By Becky Herman
Special to The SUN
Lately, some questions have arisen about the Weminuche Audubon Society Christmas Bird Count. Why in the world would we choose to have a bird count when the holiday season is upon us, when the summer months would provide a much greater variety of bird species and when the weather is, at best, iffy?
A historical perspective of this activity reveals some answers to these questions. What we today call the Christmas Bird Count started before the turn of the century as something quite different.
Bird-Lore, an illustrated bi-monthly magazine devoted to the study and protection of birds, described it this way in 1899: “It is not many years ago that sportsmen were accustomed to meet on Christmas Day, ‘choose sides’ and, then, as representatives of the two bands resulting, hie them to the fields and woods on the cheerful mission of killing practically everything in fur or feathers that crossed their path — if they could. These exceptional opportunities for winning the laurels of the chase were termed, ‘side hunts,’ and reports of the hundreds of non-game birds which were sometimes slaughtered during a single hunt were often published in our leading sportsmen’s journals, with perhaps a word of editorial commendation for the winning side.”
Bird-Lore goes on to recommend to its readers a radical change, a Christmas bird-census on Christmas Day and, before retiring at the end of the day, a report detailing the results of the hunters’ “side hunts.”
The idea of change was slowly becoming more attractive to bird enthusiasts. Conservation was in its beginning stages in that era, and many observers and scientists were becoming concerned about declining bird populations. On Christmas Day 1900, American ornithologist Frank M. Chapman’s proposed “Christmas Bird Census” would become a reality.
So began the Christmas Bird Count. Thanks to the inspiration of Chapman and the enthusiasm of 27 dedicated birders, 25 Christmas Bird Counts were held that first count day. The locations ranged from Toronto, Ontario, to Pacific Grove, Calif., with most counts in or near the population centers of northeastern North America. Those original 27 Christmas bird counters tallied around 90 species on all the counts combined.
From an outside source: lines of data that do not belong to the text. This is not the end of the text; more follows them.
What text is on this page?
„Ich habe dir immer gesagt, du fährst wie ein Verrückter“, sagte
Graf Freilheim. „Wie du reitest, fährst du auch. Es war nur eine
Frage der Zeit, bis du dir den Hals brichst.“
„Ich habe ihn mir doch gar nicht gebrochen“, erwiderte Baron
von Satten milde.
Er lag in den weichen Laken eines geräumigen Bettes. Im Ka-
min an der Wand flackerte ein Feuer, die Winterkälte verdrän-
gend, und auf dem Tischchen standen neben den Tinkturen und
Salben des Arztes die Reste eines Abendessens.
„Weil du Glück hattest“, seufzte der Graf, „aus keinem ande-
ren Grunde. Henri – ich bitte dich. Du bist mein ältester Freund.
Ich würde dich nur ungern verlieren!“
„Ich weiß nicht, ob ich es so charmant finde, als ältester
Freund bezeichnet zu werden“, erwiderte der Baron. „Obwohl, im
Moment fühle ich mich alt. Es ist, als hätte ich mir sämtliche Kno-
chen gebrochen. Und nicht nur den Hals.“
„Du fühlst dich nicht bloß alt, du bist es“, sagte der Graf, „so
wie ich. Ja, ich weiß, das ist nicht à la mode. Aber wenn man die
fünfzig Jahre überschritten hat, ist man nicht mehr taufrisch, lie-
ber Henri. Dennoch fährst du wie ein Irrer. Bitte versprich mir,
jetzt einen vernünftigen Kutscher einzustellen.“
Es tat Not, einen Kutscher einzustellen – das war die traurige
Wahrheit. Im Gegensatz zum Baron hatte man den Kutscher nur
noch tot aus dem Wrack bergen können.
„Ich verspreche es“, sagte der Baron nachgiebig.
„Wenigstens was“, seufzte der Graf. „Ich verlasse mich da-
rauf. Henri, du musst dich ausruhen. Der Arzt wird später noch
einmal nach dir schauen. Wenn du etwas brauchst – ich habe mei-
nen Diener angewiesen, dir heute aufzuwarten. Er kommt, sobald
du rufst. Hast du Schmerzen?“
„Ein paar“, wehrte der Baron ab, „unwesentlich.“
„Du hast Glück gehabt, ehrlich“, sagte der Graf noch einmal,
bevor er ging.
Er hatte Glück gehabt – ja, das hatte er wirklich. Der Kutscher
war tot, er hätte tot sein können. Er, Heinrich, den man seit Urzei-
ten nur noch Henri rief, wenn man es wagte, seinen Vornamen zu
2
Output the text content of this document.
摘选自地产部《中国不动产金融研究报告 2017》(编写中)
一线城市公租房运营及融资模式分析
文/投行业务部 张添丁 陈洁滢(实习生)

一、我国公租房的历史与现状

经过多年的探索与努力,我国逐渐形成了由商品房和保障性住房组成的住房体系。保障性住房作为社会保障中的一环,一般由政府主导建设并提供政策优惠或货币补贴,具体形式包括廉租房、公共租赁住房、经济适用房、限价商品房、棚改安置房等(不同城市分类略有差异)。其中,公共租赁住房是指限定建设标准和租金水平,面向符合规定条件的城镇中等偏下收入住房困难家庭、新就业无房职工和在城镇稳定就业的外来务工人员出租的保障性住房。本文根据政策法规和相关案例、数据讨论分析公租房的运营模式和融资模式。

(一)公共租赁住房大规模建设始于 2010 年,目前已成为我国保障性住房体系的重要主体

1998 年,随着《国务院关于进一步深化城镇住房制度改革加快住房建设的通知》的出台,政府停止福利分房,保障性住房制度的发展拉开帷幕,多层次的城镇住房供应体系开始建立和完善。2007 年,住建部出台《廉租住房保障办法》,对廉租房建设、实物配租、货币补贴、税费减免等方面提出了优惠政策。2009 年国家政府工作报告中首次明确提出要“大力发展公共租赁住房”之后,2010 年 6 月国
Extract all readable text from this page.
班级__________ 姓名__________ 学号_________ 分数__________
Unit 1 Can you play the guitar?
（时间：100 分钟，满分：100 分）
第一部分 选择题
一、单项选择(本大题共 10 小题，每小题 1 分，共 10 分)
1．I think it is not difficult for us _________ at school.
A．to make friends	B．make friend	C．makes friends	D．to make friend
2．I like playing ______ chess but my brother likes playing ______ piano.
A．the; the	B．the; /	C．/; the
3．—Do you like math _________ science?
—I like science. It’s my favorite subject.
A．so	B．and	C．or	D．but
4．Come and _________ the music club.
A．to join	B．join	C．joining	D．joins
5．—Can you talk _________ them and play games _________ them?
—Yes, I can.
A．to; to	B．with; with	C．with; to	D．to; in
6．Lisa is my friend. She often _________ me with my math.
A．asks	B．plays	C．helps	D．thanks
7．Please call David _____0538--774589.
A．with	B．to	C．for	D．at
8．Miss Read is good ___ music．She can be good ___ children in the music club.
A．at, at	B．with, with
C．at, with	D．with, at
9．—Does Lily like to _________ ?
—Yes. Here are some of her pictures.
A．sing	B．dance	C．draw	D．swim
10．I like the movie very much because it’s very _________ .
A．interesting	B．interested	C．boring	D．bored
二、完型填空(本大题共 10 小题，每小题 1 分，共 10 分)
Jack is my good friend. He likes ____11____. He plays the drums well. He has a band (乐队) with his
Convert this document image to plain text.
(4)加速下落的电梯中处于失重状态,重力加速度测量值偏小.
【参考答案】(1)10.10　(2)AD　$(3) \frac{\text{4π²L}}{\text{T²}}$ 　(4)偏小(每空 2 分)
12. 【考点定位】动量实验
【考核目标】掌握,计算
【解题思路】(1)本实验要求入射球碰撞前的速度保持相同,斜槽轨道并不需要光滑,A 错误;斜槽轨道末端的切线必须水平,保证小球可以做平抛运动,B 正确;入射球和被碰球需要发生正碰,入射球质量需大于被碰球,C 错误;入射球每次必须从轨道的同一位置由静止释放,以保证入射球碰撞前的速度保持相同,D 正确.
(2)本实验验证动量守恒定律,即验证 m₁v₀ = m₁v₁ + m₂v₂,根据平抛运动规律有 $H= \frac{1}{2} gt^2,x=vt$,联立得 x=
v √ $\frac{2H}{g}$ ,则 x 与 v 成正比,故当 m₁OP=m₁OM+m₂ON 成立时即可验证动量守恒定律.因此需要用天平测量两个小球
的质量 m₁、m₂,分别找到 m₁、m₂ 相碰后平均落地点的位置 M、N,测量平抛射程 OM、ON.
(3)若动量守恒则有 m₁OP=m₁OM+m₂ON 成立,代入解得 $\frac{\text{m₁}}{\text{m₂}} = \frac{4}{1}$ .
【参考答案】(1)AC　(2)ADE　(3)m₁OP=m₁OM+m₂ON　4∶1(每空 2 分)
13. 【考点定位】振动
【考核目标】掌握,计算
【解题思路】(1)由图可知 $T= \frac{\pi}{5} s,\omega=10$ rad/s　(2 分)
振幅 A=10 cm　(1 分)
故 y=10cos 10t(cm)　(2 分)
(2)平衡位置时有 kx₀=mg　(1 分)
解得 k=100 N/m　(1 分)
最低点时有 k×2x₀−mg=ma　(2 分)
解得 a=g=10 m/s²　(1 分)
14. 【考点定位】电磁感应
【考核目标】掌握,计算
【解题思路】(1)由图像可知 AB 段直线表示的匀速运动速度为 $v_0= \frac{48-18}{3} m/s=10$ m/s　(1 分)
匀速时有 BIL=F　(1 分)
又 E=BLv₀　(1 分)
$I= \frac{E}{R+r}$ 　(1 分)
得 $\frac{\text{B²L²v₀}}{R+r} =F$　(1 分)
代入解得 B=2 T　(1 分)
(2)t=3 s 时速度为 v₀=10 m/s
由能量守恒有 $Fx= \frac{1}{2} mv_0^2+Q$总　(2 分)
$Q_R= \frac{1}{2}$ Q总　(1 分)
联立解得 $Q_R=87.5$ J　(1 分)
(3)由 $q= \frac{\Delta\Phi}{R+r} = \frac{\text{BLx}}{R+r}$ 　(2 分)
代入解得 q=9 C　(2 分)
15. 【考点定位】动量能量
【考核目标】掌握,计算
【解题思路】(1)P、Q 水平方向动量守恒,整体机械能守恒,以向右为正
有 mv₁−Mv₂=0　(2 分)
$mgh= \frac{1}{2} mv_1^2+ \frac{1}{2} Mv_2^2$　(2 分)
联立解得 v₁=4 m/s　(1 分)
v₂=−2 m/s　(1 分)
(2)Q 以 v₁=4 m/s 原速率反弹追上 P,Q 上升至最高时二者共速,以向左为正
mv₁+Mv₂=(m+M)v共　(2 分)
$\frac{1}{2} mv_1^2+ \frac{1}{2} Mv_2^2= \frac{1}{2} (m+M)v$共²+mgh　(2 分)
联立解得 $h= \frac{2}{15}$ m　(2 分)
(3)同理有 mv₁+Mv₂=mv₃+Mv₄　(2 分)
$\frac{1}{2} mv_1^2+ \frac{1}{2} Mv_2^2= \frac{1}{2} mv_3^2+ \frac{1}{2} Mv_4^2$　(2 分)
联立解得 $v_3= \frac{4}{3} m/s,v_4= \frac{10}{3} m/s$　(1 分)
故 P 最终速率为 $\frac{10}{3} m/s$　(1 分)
And that’s why today’s birders count birds at Christmastime. The data that is collected every year is compared to data collected in previous years at the same time, in the same place, and, following established rules of observation, in the same way. This year’s count is the 119th since that first time. Those who participate in the count come away with a feeling of accomplishment for a job well done and the knowledge that their efforts pave the way for scientists to analyze and evaluate trends in bird populations as they reflect the earth’s changing ecology.